If you find yourself in need of a tool that can change BIOS settings while you are still booted into the operating system, look no further. syscfg is a powerful tool provided by DTK (Dell Toolkit) that allows you to do just that. This article will cover using syscfg to change the number of CPU cores that are presented to the operating system.


Obtain DTK

  • If you are using PCM 1.2a, follow these instructions, if you are using PCM 1.2b DTK is already packaged.

1. Click on "Drivers and Downloads"
2. Click on "Change Your Product" and select the server you are using.
3. Change your "Operating System" to "Red Hat Enterprise Linux"
4. Select "Systems Management" from the bottom of the page to expand that category
5. Proceed to download the "OpenManage Deployment Toolkit"

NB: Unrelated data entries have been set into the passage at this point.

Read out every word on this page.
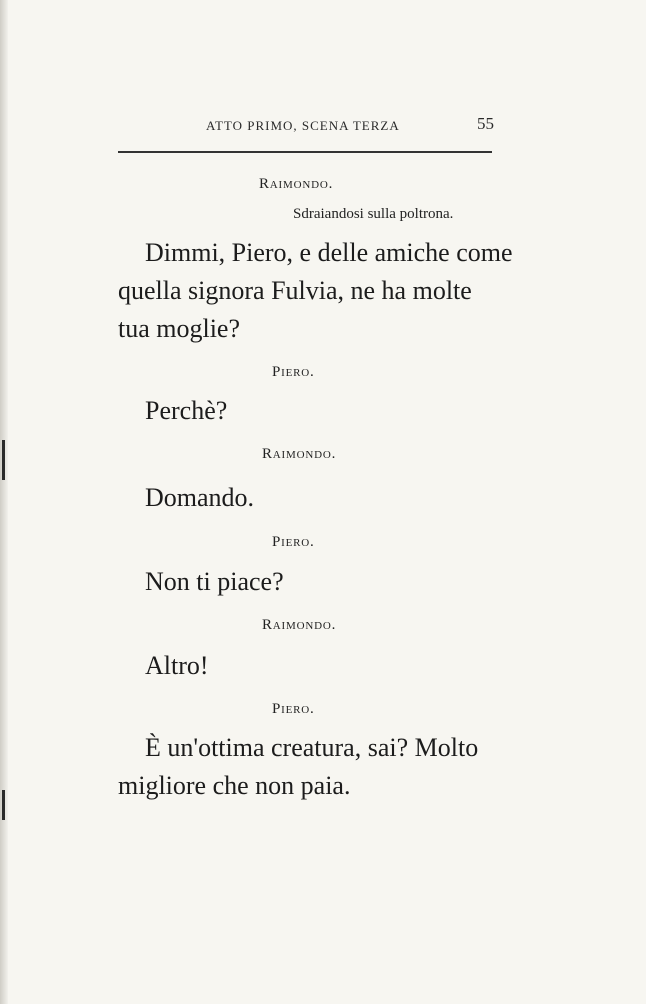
ATTO PRIMO, SCENA TERZA	55
Raimondo.
Sdraiandosi sulla poltrona.
Dimmi, Piero, e delle amiche come
quella signora Fulvia, ne ha molte
tua moglie?
Piero.
Perchè?
Raimondo.
Domando.
Piero.
Non ti piace?
Raimondo.
Altro!
Piero.
È un'ottima creatura, sai? Molto
migliore che non paia.
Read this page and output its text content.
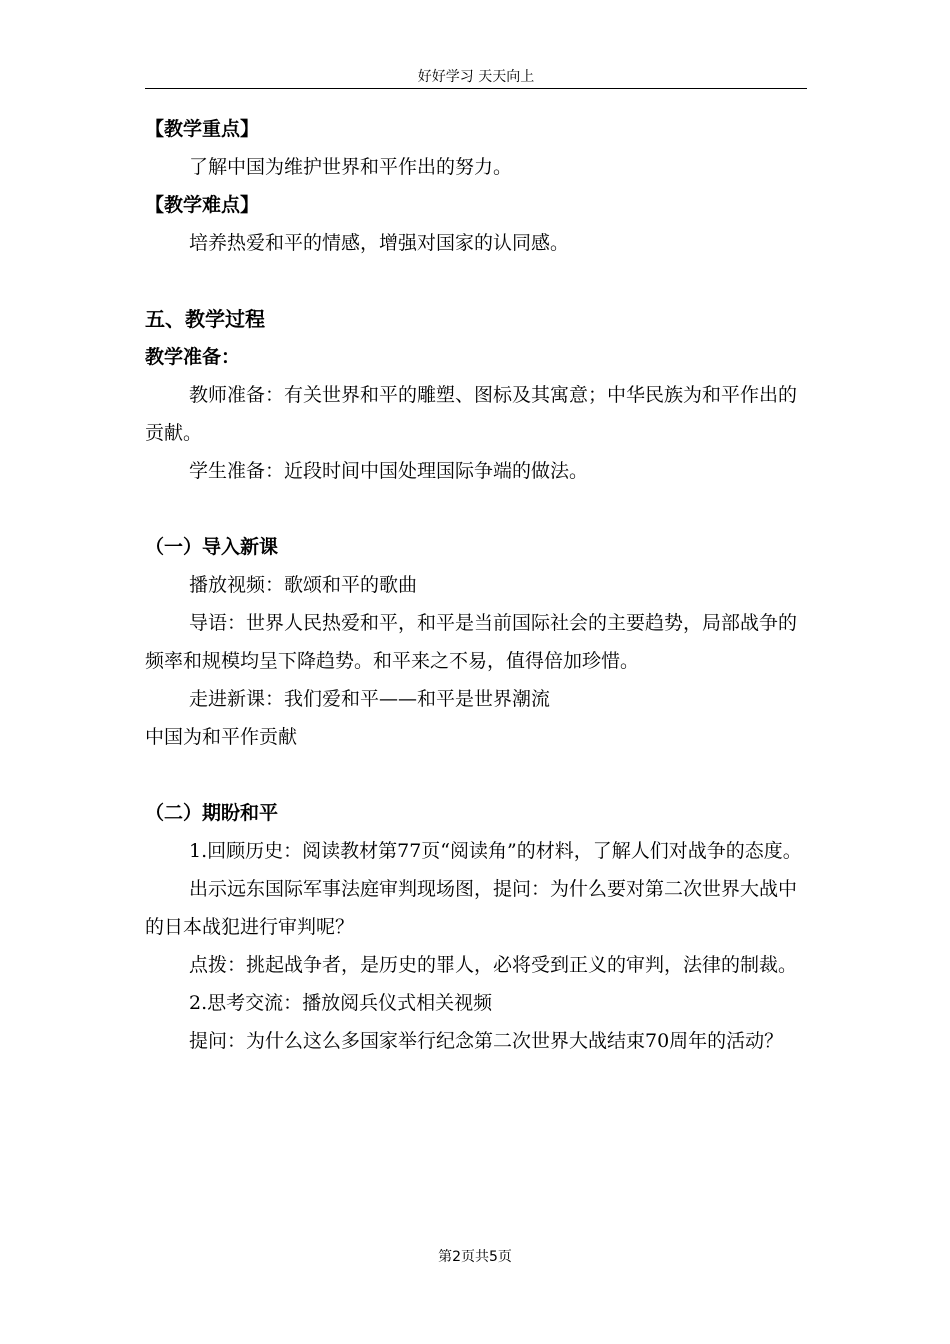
好好学习 天天向上

【教学重点】

了解中国为维护世界和平作出的努力。

【教学难点】

培养热爱和平的情感，增强对国家的认同感。

五、教学过程

教学准备：

教师准备：有关世界和平的雕塑、图标及其寓意；中华民族为和平作出的贡献。

学生准备：近段时间中国处理国际争端的做法。

（一）导入新课

播放视频：歌颂和平的歌曲

导语：世界人民热爱和平，和平是当前国际社会的主要趋势，局部战争的频率和规模均呈下降趋势。和平来之不易，值得倍加珍惜。

走进新课：我们爱和平——和平是世界潮流

中国为和平作贡献

（二）期盼和平

1.回顾历史：阅读教材第77页“阅读角”的材料，了解人们对战争的态度。

出示远东国际军事法庭审判现场图，提问：为什么要对第二次世界大战中的日本战犯进行审判呢？

点拨：挑起战争者，是历史的罪人，必将受到正义的审判，法律的制裁。

2.思考交流：播放阅兵仪式相关视频

提问：为什么这么多国家举行纪念第二次世界大战结束70周年的活动？

第2页共5页
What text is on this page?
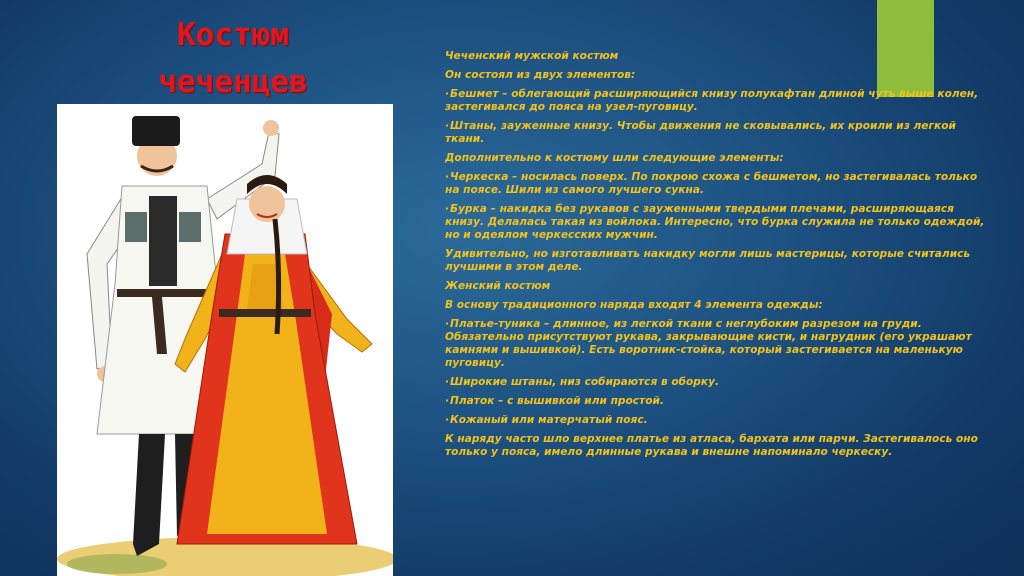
Костюм
чеченцев

Чеченский мужской костюм

Он состоял из двух элементов:

· Бешмет – облегающий расширяющийся книзу полукафтан длиной чуть выше колен, застегивался до пояса на узел-пуговицу.

· Штаны, зауженные книзу. Чтобы движения не сковывались, их кроили из легкой ткани.

Дополнительно к костюму шли следующие элементы:

· Черкеска – носилась поверх. По покрою схожа с бешметом, но застегивалась только на поясе. Шили из самого лучшего сукна.

· Бурка – накидка без рукавов с зауженными твердыми плечами, расширяющаяся книзу. Делалась такая из войлока. Интересно, что бурка служила не только одеждой, но и одеялом черкесских мужчин.

Удивительно, но изготавливать накидку могли лишь мастерицы, которые считались лучшими в этом деле.

Женский костюм

В основу традиционного наряда входят 4 элемента одежды:

· Платье-туника – длинное, из легкой ткани с неглубоким разрезом на груди. Обязательно присутствуют рукава, закрывающие кисти, и нагрудник (его украшают камнями и вышивкой). Есть воротник-стойка, который застегивается на маленькую пуговицу.

· Широкие штаны, низ собираются в оборку.

· Платок – с вышивкой или простой.

· Кожаный или матерчатый пояс.

К наряду часто шло верхнее платье из атласа, бархата или парчи. Застегивалось оно только у пояса, имело длинные рукава и внешне напоминало черкеску.
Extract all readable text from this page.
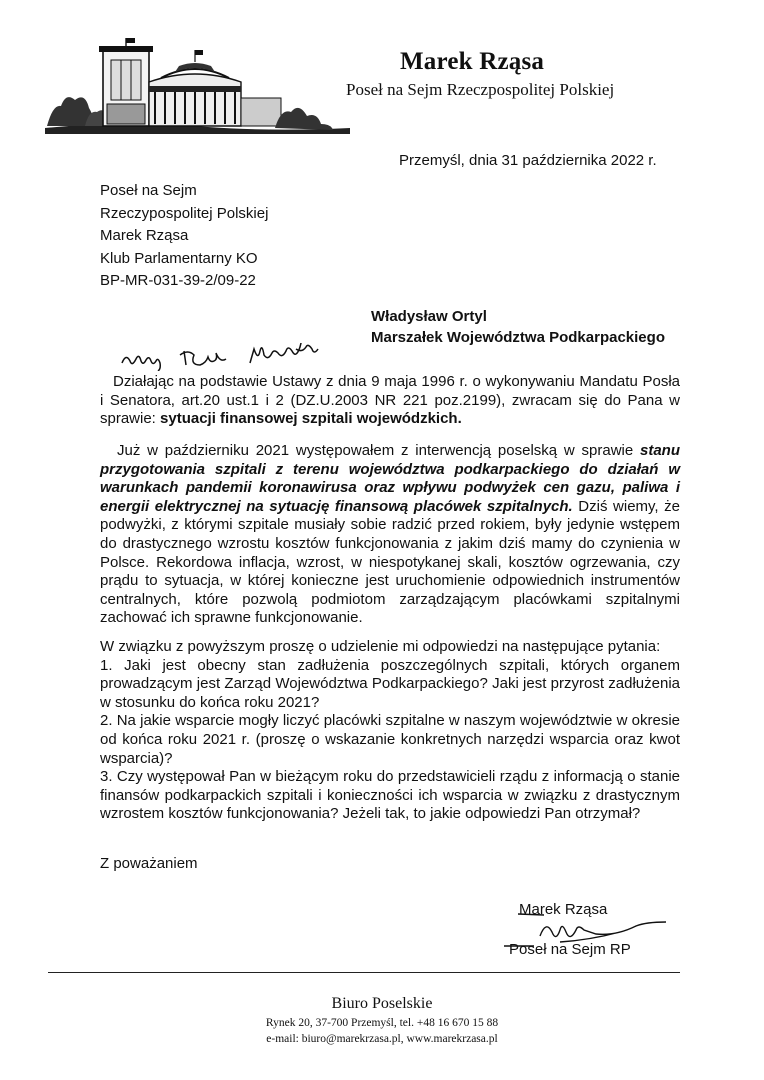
Marek Rząsa
Poseł na Sejm Rzeczpospolitej Polskiej
Przemyśl, dnia 31 października 2022 r.
Poseł na Sejm
Rzeczypospolitej Polskiej
Marek Rząsa
Klub Parlamentarny KO
BP-MR-031-39-2/09-22
Władysław Ortyl
Marszałek Województwa Podkarpackiego
Działając na podstawie Ustawy z dnia 9 maja 1996 r. o wykonywaniu Mandatu Posła i Senatora, art.20 ust.1 i 2 (DZ.U.2003 NR 221 poz.2199), zwracam się do Pana w sprawie: sytuacji finansowej szpitali wojewódzkich.
Już w październiku 2021 występowałem z interwencją poselską w sprawie stanu przygotowania szpitali z terenu województwa podkarpackiego do działań w warunkach pandemii koronawirusa oraz wpływu podwyżek cen gazu, paliwa i energii elektrycznej na sytuację finansową placówek szpitalnych. Dziś wiemy, że podwyżki, z którymi szpitale musiały sobie radzić przed rokiem, były jedynie wstępem do drastycznego wzrostu kosztów funkcjonowania z jakim dziś mamy do czynienia w Polsce. Rekordowa inflacja, wzrost, w niespotykanej skali, kosztów ogrzewania, czy prądu to sytuacja, w której konieczne jest uruchomienie odpowiednich instrumentów centralnych, które pozwolą podmiotom zarządzającym placówkami szpitalnymi zachować ich sprawne funkcjonowanie.
W związku z powyższym proszę o udzielenie mi odpowiedzi na następujące pytania:
1. Jaki jest obecny stan zadłużenia poszczególnych szpitali, których organem prowadzącym jest Zarząd Województwa Podkarpackiego? Jaki jest przyrost zadłużenia w stosunku do końca roku 2021?
2. Na jakie wsparcie mogły liczyć placówki szpitalne w naszym województwie w okresie od końca roku 2021 r. (proszę o wskazanie konkretnych narzędzi wsparcia oraz kwot wsparcia)?
3. Czy występował Pan w bieżącym roku do przedstawicieli rządu z informacją o stanie finansów podkarpackich szpitali i konieczności ich wsparcia w związku z drastycznym wzrostem kosztów funkcjonowania? Jeżeli tak, to jakie odpowiedzi Pan otrzymał?
Z poważaniem
Marek Rząsa
Poseł na Sejm RP
Biuro Poselskie
Rynek 20, 37-700 Przemyśl, tel. +48 16 670 15 88
e-mail: biuro@marekrzasa.pl, www.marekrzasa.pl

Environment for this exercise

  • Hardware
    • Frontend: PER710
    • Compute Nodes: PER410



  • Cluster Middleware (you can test with either)
    • PCM 1.2a
    • For PCM 1.2b, DTK is already packaged.
  • ClusterCorp Rocks+
    • DTK is already bundled with the solution and is installed on every node in the cluster at /opt/dell/toolkit/bin
    • Follow the steps below starting at step 5 and use the "tentakel" command instead of the "pdsh -a" command.

Process

1. Copy DTK to root's home directory on the installer node (for our example)

2. Mount the .iso as a loopback device

# mkdir 1; mount -o loop dtk_3.1.1_165_Linux.iso 1


3. You want to get the dell-toolkit.rpm package and put it on a NFS share

# mkdir /home/apps; cp /root/1/tools/dell-toolkit.rpm /home/apps/.


4. You have two options for installing DTK, on a single server for testing or on every node in the cluster. We will demonstrate running on the entire cluster. You may want to just test it on a few nodes.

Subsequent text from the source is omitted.